APACHE HADOOP INSTALLATION AND CONFIGURATION STEP-BY-STEP
Note: I am using 'CentOS-7' for this entire tutorial ( or I will mention OS flavor when required )
- - -
Pre requisites-1:: (Environmental)
1) Laptop or Desktop (with Min. 4 GB of RAM & 150 GB of HDD)
2) Linux OS iso ( Cent OS is preferred because, its lighter than other OS.)
( I suggest to install Cent OS with GUI as 'host' instead of windows 7/8/10)
3) KVM (Kernel-based Virtual Machine) to install guest OS.
Explanation:
if your laptop is installed with Linux OS, you can use it to install hadoop in 'pseudo-distribution mode' and you can use laptop as 'Name Node' and guests installed under KVM as 'Data Nodes'.
Modes of Installation:
You will have daemons for each process and the daemons run on multiple servers.
2.Pseudo distributed Mode:
Can be implemented in a single server. All services will run as separate JVM in the same machine.
all daemons (such as the DataNode, NameNode and ResourceManager processes) run on a single server.
Pre-Requisites-2 ::: Modifying 'Kernel Parameters' of OS (useful for all modes of installation )
it is not recommended to leave default kernel parameters unchanged when your are implementing hadoop cluster. Following steps will show you how to change linux kernel parameters for better hadoop cluster performance..
Linux keeps 3 time stamps for each file on its filesystem : modified time (mtime), change time(ctime), and access time(atime).
'stat' command show above three time stamps.
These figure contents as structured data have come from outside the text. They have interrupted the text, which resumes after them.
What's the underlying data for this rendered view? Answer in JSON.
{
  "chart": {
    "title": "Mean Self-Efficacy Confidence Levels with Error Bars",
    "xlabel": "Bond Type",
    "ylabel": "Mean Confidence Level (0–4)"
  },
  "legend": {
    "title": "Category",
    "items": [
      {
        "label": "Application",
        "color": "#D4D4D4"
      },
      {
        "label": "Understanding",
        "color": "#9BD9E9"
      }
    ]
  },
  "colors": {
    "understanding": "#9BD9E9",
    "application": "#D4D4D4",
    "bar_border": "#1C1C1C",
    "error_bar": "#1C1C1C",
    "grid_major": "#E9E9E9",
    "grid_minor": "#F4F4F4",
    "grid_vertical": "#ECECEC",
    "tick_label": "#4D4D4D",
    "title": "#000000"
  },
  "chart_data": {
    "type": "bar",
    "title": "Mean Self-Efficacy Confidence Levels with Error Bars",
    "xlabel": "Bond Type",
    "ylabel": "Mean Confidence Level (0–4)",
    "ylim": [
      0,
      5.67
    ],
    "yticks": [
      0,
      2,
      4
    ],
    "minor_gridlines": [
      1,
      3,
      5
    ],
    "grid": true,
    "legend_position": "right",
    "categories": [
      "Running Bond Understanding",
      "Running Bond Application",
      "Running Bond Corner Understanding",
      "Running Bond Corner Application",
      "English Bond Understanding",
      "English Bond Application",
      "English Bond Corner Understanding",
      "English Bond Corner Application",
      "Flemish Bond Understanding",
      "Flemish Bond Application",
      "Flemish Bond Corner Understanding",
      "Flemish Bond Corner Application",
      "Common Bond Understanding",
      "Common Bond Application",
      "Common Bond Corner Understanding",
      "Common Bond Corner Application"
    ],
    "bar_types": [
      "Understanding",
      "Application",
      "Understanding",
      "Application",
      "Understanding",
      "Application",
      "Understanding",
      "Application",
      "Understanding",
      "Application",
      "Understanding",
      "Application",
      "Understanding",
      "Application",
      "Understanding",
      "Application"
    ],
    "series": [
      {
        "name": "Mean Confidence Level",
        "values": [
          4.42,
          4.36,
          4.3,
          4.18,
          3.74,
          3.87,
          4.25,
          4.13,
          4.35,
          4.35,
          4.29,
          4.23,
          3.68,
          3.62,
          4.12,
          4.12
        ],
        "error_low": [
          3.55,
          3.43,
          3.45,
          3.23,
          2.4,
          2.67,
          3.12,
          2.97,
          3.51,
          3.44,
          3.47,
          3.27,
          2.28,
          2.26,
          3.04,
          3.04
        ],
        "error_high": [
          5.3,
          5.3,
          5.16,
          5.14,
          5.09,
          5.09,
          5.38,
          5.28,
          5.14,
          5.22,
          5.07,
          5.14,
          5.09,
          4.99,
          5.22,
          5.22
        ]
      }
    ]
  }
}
Ex: $ stat /bin/ls
- The 'noatime' option disables writing file access times to the HDD every time you read a file.
- The 'nodiratime' option disables the writing of file access times only for directories while other files still get access times written.
Note: 'noatime' implies 'nodiratime'. No need to specify both
/etc/fstab :
/dev/sda2 /data1 ext4 defaults,noatime 0 0
/dev/sda3 /data2 ext4 defaults,noatime 0 0
below command will show the maximum, total, global number of file descriptors the kernel will allocate before choking.
# cat /proc/sys/fs/file-max
you can check soft-limit and hard-limit using below commands
# ulimit -Sn
# ulimiit -Hn
you can increase these limits for individual users by editing below mentioned file.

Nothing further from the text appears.